Bu girişimle Türkiye’deki bazı Suriyeliler, en az 100 bin kişilik bir kitle oluşturup Yunanistan sınırına yürümeyi, AB sınırlarında oluşturacakları kitlesel baskı ile Avrupa’ya geçmeyi hedefliyor.
Telegram gibi anlık mesajlaşma uygulamaları ve diğer sosyal medya mecraları üzerinden örgütlenmeye çalışan bu girişim üyeleri, Eylül ayında yayımladıkları Türkçe bildiride, 10 yılı aşkın süredir kendilerini ağırlayan Türk halkına teşekkür ederek, artık Türkiye’den göç etmek dışında çarelerinin kalmadığını dile getirdiler.
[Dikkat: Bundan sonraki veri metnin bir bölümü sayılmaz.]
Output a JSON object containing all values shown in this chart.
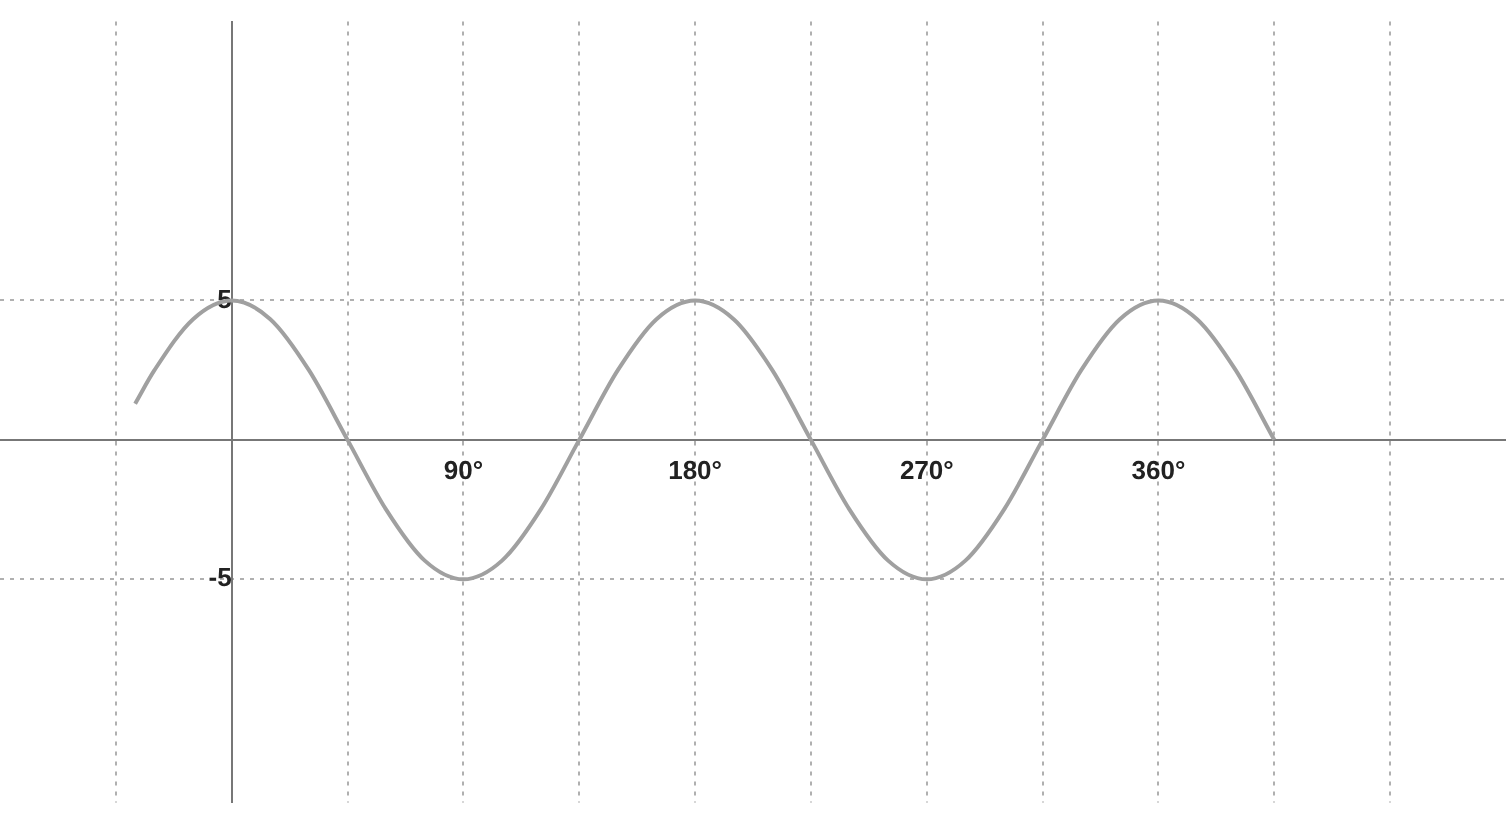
{
  "chart_data": {
    "type": "line",
    "x": [
      -37.5,
      -30,
      -15,
      0,
      15,
      30,
      45,
      60,
      75,
      90,
      105,
      120,
      135,
      150,
      165,
      180,
      195,
      210,
      225,
      240,
      255,
      270,
      285,
      300,
      315,
      330,
      345,
      360,
      375,
      390,
      405
    ],
    "series": [
      {
        "color": "#a0a0a0",
        "values": [
          1.3,
          2.5,
          4.33,
          5,
          4.33,
          2.5,
          0,
          -2.5,
          -4.33,
          -5,
          -4.33,
          -2.5,
          0,
          2.5,
          4.33,
          5,
          4.33,
          2.5,
          0,
          -2.5,
          -4.33,
          -5,
          -4.33,
          -2.5,
          0,
          2.5,
          4.33,
          5,
          4.33,
          2.5,
          0
        ]
      }
    ],
    "xlim": [
      -90,
      495
    ],
    "ylim": [
      -13,
      15
    ],
    "xticks": [
      {
        "value": -45,
        "label": null
      },
      {
        "value": 45,
        "label": null
      },
      {
        "value": 90,
        "label": "90°"
      },
      {
        "value": 135,
        "label": null
      },
      {
        "value": 180,
        "label": "180°"
      },
      {
        "value": 225,
        "label": null
      },
      {
        "value": 270,
        "label": "270°"
      },
      {
        "value": 315,
        "label": null
      },
      {
        "value": 360,
        "label": "360°"
      },
      {
        "value": 405,
        "label": null
      },
      {
        "value": 450,
        "label": null
      }
    ],
    "yticks": [
      -5,
      5
    ],
    "grid": true,
    "legend": false,
    "marker": "none",
    "line_style": "solid"
  }
}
Provokasyonlardan, bazı kesimlerin toplumda ırkçılığı körüklemesinden duydukları endişeye vurgu yapan girişim üyeleri, “Türk kardeşlerimizin yükünü azaltmak amacıyla bizim bu ala vatandan göç etmekten başka çaremiz kalmamıştır” ifadelerini kullandılar.
Bildirinin en dikkat çekici bölümünü ise Türk hükümetine çağrı yapılan bölüm oluşturuyor. Bu çağrıda hükümetten Avrupa’ya göç etmelerine engel olmamaları, kolaylık sağlamaları isteniyor.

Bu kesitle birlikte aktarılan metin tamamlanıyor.